During the Big 12 teleconference on Monday, coaches were asked proper etiquette when a team lines up in the “victory formation.”
“What is the etiquette? I don't know?” said OU coach Bob Stoops. “In the end, you're showing being decent, just finishing the game. But in the end, it is fair if you're within a score. It's happened before where someone has muffed the ball. You still have to play it out. There is no good answer there.”
Another Oklahoma high school playoff game represents a different kind of worst-case scenario.
In 2005, Shawnee led Tulsa Washington, 14-10. With less than a minute left in the game, Shawnee quarterback Tucker Brown took a knee to run out the clock.
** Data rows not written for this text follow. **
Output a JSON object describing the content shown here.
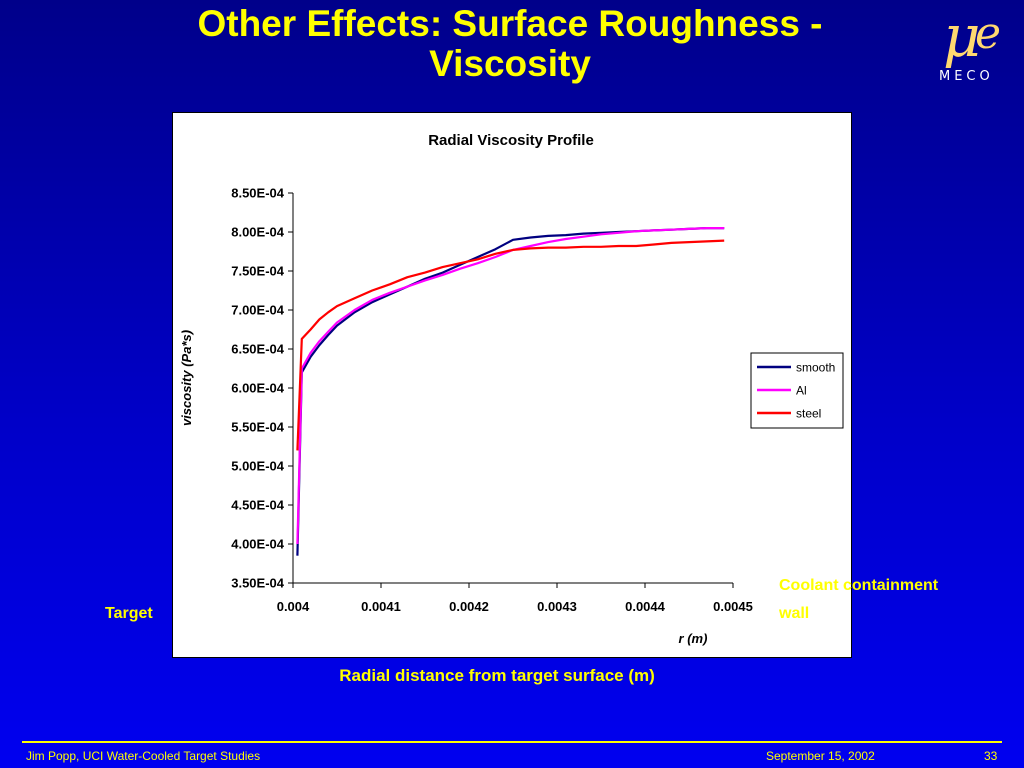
{
  "slide": {
    "title_line1": "Other Effects: Surface Roughness -",
    "title_line2": "Viscosity",
    "logo_text": "MECO",
    "target_label": "Target",
    "coolant_label_line1": "Coolant containment",
    "coolant_label_line2": "wall",
    "x_caption": "Radial distance from target surface (m)",
    "footer_left": "Jim Popp, UCI  Water-Cooled Target Studies",
    "footer_date": "September 15, 2002",
    "footer_page": "33"
  },
  "colors": {
    "background": "#0000c8",
    "accent_text": "#ffff00",
    "smooth": "#000080",
    "Al": "#ff00ff",
    "steel": "#ff0000"
  },
  "chart_data": {
    "type": "line",
    "title": "Radial Viscosity Profile",
    "xlabel": "r (m)",
    "ylabel": "viscosity (Pa*s)",
    "xlim": [
      0.004,
      0.0045
    ],
    "ylim": [
      0.00035,
      0.00085
    ],
    "x_ticks": [
      "0.004",
      "0.0041",
      "0.0042",
      "0.0043",
      "0.0044",
      "0.0045"
    ],
    "y_ticks": [
      "3.50E-04",
      "4.00E-04",
      "4.50E-04",
      "5.00E-04",
      "5.50E-04",
      "6.00E-04",
      "6.50E-04",
      "7.00E-04",
      "7.50E-04",
      "8.00E-04",
      "8.50E-04"
    ],
    "grid": false,
    "legend_position": "right",
    "series": [
      {
        "name": "smooth",
        "x": [
          0.004005,
          0.00401,
          0.00402,
          0.00403,
          0.00404,
          0.00405,
          0.00407,
          0.00409,
          0.00411,
          0.00413,
          0.00415,
          0.00417,
          0.00419,
          0.00421,
          0.00423,
          0.00425,
          0.00427,
          0.00429,
          0.00431,
          0.00433,
          0.00435,
          0.00437,
          0.00439,
          0.00441,
          0.00443,
          0.00445,
          0.00447,
          0.00449
        ],
        "y": [
          0.000385,
          0.00062,
          0.00064,
          0.000655,
          0.000668,
          0.00068,
          0.000697,
          0.00071,
          0.00072,
          0.00073,
          0.00074,
          0.000748,
          0.000758,
          0.000768,
          0.000778,
          0.00079,
          0.000793,
          0.000795,
          0.000796,
          0.000798,
          0.000799,
          0.0008,
          0.000801,
          0.000802,
          0.000803,
          0.000804,
          0.000805,
          0.000805
        ]
      },
      {
        "name": "Al",
        "x": [
          0.004005,
          0.00401,
          0.00402,
          0.00403,
          0.00404,
          0.00405,
          0.00407,
          0.00409,
          0.00411,
          0.00413,
          0.00415,
          0.00417,
          0.00419,
          0.00421,
          0.00423,
          0.00425,
          0.00427,
          0.00429,
          0.00431,
          0.00433,
          0.00435,
          0.00437,
          0.00439,
          0.00441,
          0.00443,
          0.00445,
          0.00447,
          0.00449
        ],
        "y": [
          0.0004,
          0.000625,
          0.000645,
          0.00066,
          0.000672,
          0.000684,
          0.0007,
          0.000713,
          0.000722,
          0.00073,
          0.000738,
          0.000745,
          0.000753,
          0.00076,
          0.000768,
          0.000777,
          0.000782,
          0.000787,
          0.000791,
          0.000794,
          0.000797,
          0.000799,
          0.000801,
          0.000802,
          0.000803,
          0.000804,
          0.000805,
          0.000805
        ]
      },
      {
        "name": "steel",
        "x": [
          0.004005,
          0.00401,
          0.00402,
          0.00403,
          0.00404,
          0.00405,
          0.00407,
          0.00409,
          0.00411,
          0.00413,
          0.00415,
          0.00417,
          0.00419,
          0.00421,
          0.00423,
          0.00425,
          0.00427,
          0.00429,
          0.00431,
          0.00433,
          0.00435,
          0.00437,
          0.00439,
          0.00441,
          0.00443,
          0.00445,
          0.00447,
          0.00449
        ],
        "y": [
          0.00052,
          0.000663,
          0.000675,
          0.000688,
          0.000697,
          0.000705,
          0.000715,
          0.000725,
          0.000733,
          0.000742,
          0.000748,
          0.000755,
          0.00076,
          0.000765,
          0.000772,
          0.000777,
          0.000779,
          0.00078,
          0.00078,
          0.000781,
          0.000781,
          0.000782,
          0.000782,
          0.000784,
          0.000786,
          0.000787,
          0.000788,
          0.000789
        ]
      }
    ]
  }
}
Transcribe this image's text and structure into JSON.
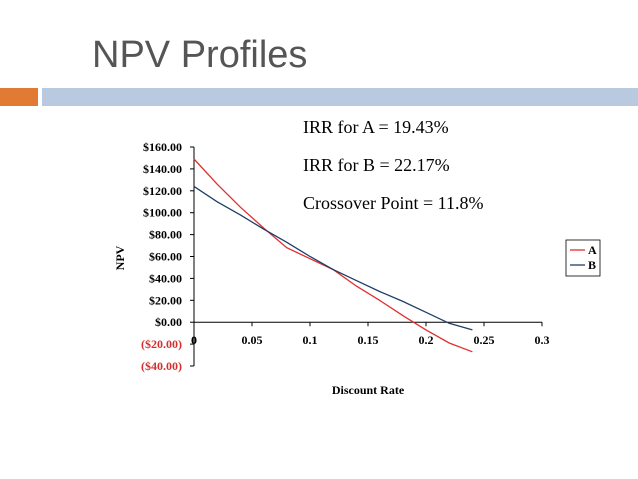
{
  "slide": {
    "title": "NPV Profiles",
    "annotations": [
      "IRR for A = 19.43%",
      "IRR for B = 22.17%",
      "Crossover Point = 11.8%"
    ],
    "colors": {
      "bar_orange": "#e17b34",
      "bar_blue": "#b9c9df"
    }
  },
  "chart_data": {
    "type": "line",
    "xlabel": "Discount Rate",
    "ylabel": "NPV",
    "xlim": [
      0,
      0.3
    ],
    "ylim": [
      -40,
      160
    ],
    "x_ticks": [
      0,
      0.05,
      0.1,
      0.15,
      0.2,
      0.25,
      0.3
    ],
    "x_tick_labels": [
      "0",
      "0.05",
      "0.1",
      "0.15",
      "0.2",
      "0.25",
      "0.3"
    ],
    "y_ticks": [
      160,
      140,
      120,
      100,
      80,
      60,
      40,
      20,
      0,
      -20,
      -40
    ],
    "y_tick_labels": [
      "$160.00",
      "$140.00",
      "$120.00",
      "$100.00",
      "$80.00",
      "$60.00",
      "$40.00",
      "$20.00",
      "$0.00",
      "($20.00)",
      "($40.00)"
    ],
    "negative_label_color": "#d32f2f",
    "grid": false,
    "legend_position": "right",
    "series": [
      {
        "name": "A",
        "color": "#e03030",
        "x": [
          0,
          0.02,
          0.04,
          0.06,
          0.08,
          0.1,
          0.12,
          0.14,
          0.16,
          0.18,
          0.2,
          0.22,
          0.24
        ],
        "y": [
          149,
          126,
          105,
          86,
          68,
          58,
          48,
          33,
          20,
          6,
          -7,
          -19,
          -27
        ]
      },
      {
        "name": "B",
        "color": "#1f3f68",
        "x": [
          0,
          0.02,
          0.04,
          0.06,
          0.08,
          0.1,
          0.12,
          0.14,
          0.16,
          0.18,
          0.2,
          0.22,
          0.24
        ],
        "y": [
          124,
          110,
          98,
          85,
          73,
          60,
          48,
          38,
          28,
          19,
          9,
          -1,
          -7
        ]
      }
    ]
  }
}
But Tulsa Washington defensive lineman Jermaine Holmes appeared to throw a punch at a Shawnee offensive lineman. Officials warned Holmes.
On the next play, Holmes leapt over the line of scrimmage, grabbed Brown by the back of the helmet and tried to pull him to the ground. Brown retaliated by kicking Holmes.
“I've been in places — I'm not going to mention when or where — the offense would do the same thing and would take out the defensive linemen's legs,” said West Virginia coach Dana Holgorsen. “If people viewed that as a cheap shot, I would assume those same people would view this is a cheap shot as well.”
Texas coach Mack Brown, who hasn't seen the Giants-Buccaneers play, said it might be another example where rules officials will investigate to promote player safety.
“It probably goes in the category of the defenseless player,” Brown said. “Coaches and players want to protect each other. No one wants to see a young man get hurt, especially get hurt seriously.
“At the same time, we're all trying to teach. Where is that line? How low can you hit a guy without taking his knee out? It's a very good question.”
But the Bucs were still trying to win.
“If the quarterback just steps back and takes a knee, then everybody is somewhat relaxed,” said OSU coach Mike Gundy. “If he's moving around, at times you have defensive players that may be frustrated they're losing and take extra shots.
“I've seen it happen both ways. We always tell our quarterback to do the best they can to just get down to try and eliminate any of those issues.”